Analysis of Algorithms


This course teaches a calculus that enables precise quantitative predictions of large combinatorial structures. In addition, this course covers generating functions and real asymptotics and then introduces the symbolic method in the context of applications in the analysis of algorithms and basic structures such as permutations, trees, strings, words, and mappings.

All the features of this course are available for free. It does not offer a certificate upon completion.

What you will learn

Analysis of Algorithms

We begin by considering historical context and motivation for the scientific study of algorithm performance. Then we consider a classic example that illustrates the key ingredients of the process: the analysis of Quicksort. The lecture concludes with a discussion of some resources that you might find useful during this course.
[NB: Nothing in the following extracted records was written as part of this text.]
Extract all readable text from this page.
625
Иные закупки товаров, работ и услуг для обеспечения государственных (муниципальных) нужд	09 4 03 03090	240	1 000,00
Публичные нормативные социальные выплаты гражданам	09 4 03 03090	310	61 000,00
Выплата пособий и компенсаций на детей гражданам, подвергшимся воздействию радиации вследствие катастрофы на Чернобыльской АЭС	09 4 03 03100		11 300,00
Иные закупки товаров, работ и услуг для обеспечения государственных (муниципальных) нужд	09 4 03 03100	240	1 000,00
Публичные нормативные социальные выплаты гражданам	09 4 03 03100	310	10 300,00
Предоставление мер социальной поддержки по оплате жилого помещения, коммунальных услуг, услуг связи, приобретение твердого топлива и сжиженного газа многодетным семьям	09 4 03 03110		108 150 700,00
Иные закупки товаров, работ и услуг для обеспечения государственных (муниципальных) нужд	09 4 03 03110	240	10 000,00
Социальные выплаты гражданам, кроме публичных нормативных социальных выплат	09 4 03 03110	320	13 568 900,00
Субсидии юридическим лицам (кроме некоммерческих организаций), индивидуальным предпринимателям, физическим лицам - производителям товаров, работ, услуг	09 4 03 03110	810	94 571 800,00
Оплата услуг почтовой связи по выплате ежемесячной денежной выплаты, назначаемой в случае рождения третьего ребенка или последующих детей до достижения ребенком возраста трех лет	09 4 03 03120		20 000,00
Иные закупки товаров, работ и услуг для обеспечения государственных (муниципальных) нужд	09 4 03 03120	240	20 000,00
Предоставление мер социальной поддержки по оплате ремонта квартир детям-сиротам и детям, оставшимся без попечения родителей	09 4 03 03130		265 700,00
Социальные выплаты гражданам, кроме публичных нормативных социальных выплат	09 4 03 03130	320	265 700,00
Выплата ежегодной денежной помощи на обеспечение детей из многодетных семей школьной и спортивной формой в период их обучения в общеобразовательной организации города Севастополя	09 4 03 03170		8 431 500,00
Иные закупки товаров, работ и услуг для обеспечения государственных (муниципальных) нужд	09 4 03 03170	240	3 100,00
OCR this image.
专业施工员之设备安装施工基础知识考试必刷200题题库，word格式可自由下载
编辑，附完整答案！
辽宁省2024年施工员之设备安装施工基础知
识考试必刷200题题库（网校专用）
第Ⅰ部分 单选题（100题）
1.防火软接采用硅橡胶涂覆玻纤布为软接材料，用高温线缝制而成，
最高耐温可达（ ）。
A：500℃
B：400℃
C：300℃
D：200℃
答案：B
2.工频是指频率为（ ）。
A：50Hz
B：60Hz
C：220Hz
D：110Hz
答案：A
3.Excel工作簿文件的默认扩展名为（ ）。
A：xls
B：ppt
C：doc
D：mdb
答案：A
We begin this lecture with an overview of recurrence relations, which provides us with a direct mathematical model for the analysis of algorithms. We finish by examining the fascinating oscillatory behavior of the divide-and-conquer recurrence corresponding to the mergesort algorithm and the general “master theorem” for related recurrences.

Generating Functions

Since the 17th century, scientists have been using generating functions to solve recurrences, so we continue with an overview of generating functions, emphasizing their utility in solving problems like counting the number of binary trees with N nodes.


Exact answers are often cumbersome, so we next consider a scientific approach to developing approximate answers that, again, mathematicians and scientists have used for centuries.